あれは村山九段が奨励会二段のときだったか、将棋専門誌に彼が紹介されたとき、少年らしからぬキリッとした面構えに、この男はタダモノではない、将来タイトルのひとつやふたつは獲るだろう、と唸った覚えがある。
プロ棋士にデビューしてからの、村山九段の活躍は記すまでもない。終盤の読みが正確で、「終盤は村山に聞け」と謳われたものだった。
惜しむらくは、村山九段は難病という爆弾を抱えていた。しかし村山九段は病をおして対局に全精力を傾けた。その情熱には、頭が下がる。
やがて病が進行し、入院。村山九段が昏睡状態に陥ったとき、うわ言で「2七銀…」と叫んだと聞く。村山九段の頭の中には、将棋しかなかったのだ。もっと将棋を指したかっただろう。心行くまで指したかっただろう。それを思えば、大事な将棋を負けても、引退しても、再び将棋が指せる私たちは、なんと幸せなことか。
そんな村山九段が亡くなって、来年で13回忌になる。時の経つことの早さをあらためて思う。そこでひとつ、夢のような提案がある。2010(平成22年)年8月8日、詰将棋作家有志に「追悼詰将棋」を競作してもらいたいのだ。

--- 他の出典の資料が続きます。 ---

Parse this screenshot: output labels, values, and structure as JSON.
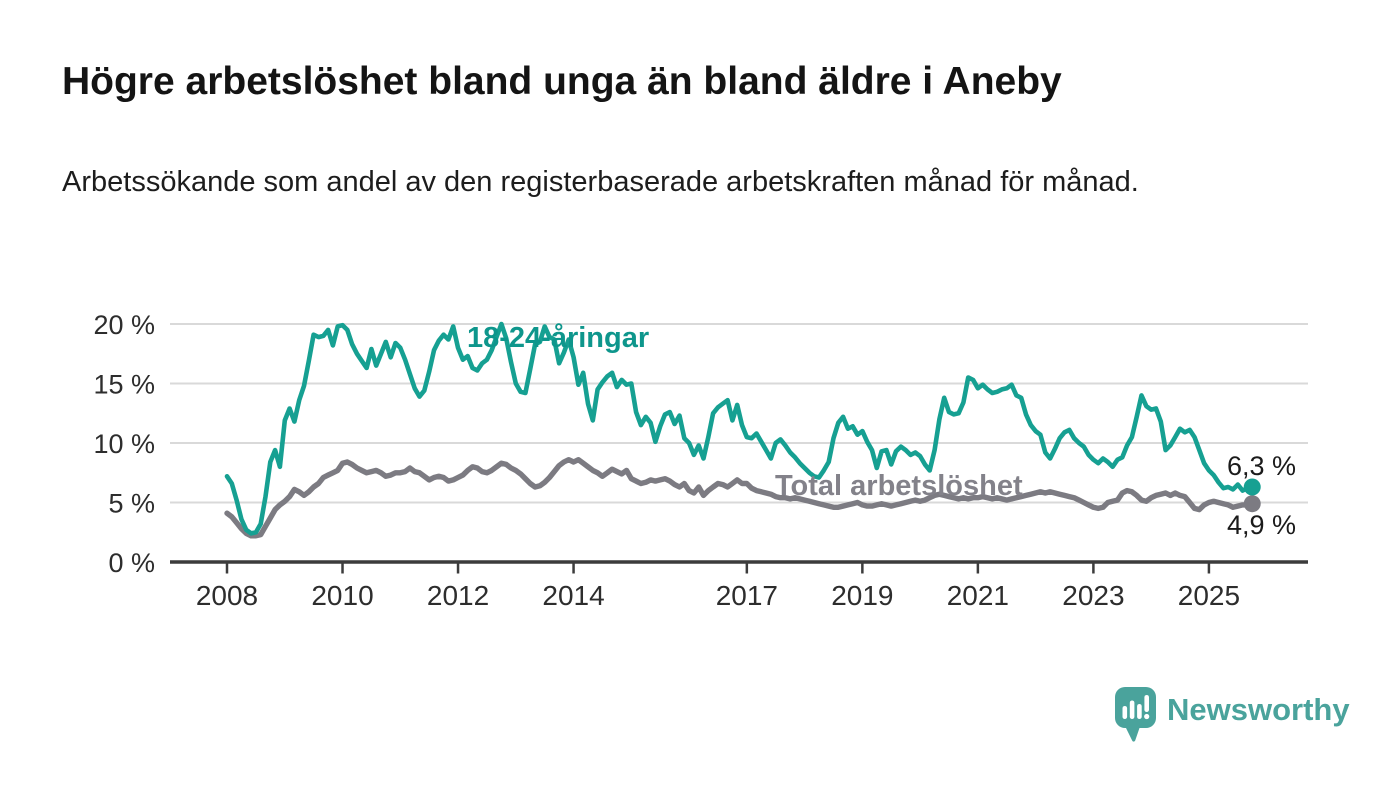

ただしこの詰将棋、ひとつ条件がある。最終手を「▲2七銀」にしてほしい。
▲2七銀が最終手ということは、入玉形の可能性もある。しかも小駒でのトドメ。むろん村山九段を納得させるような、芸術的な手順でなければならぬ。これ、簡単なようで、なかなか難しいと思う。
「あなたたちに、この詰将棋が創れますか?」
昏睡状態の中で、村山九段が詰将棋作家に突きつけた挑戦状。皆さんで受けてみませんか?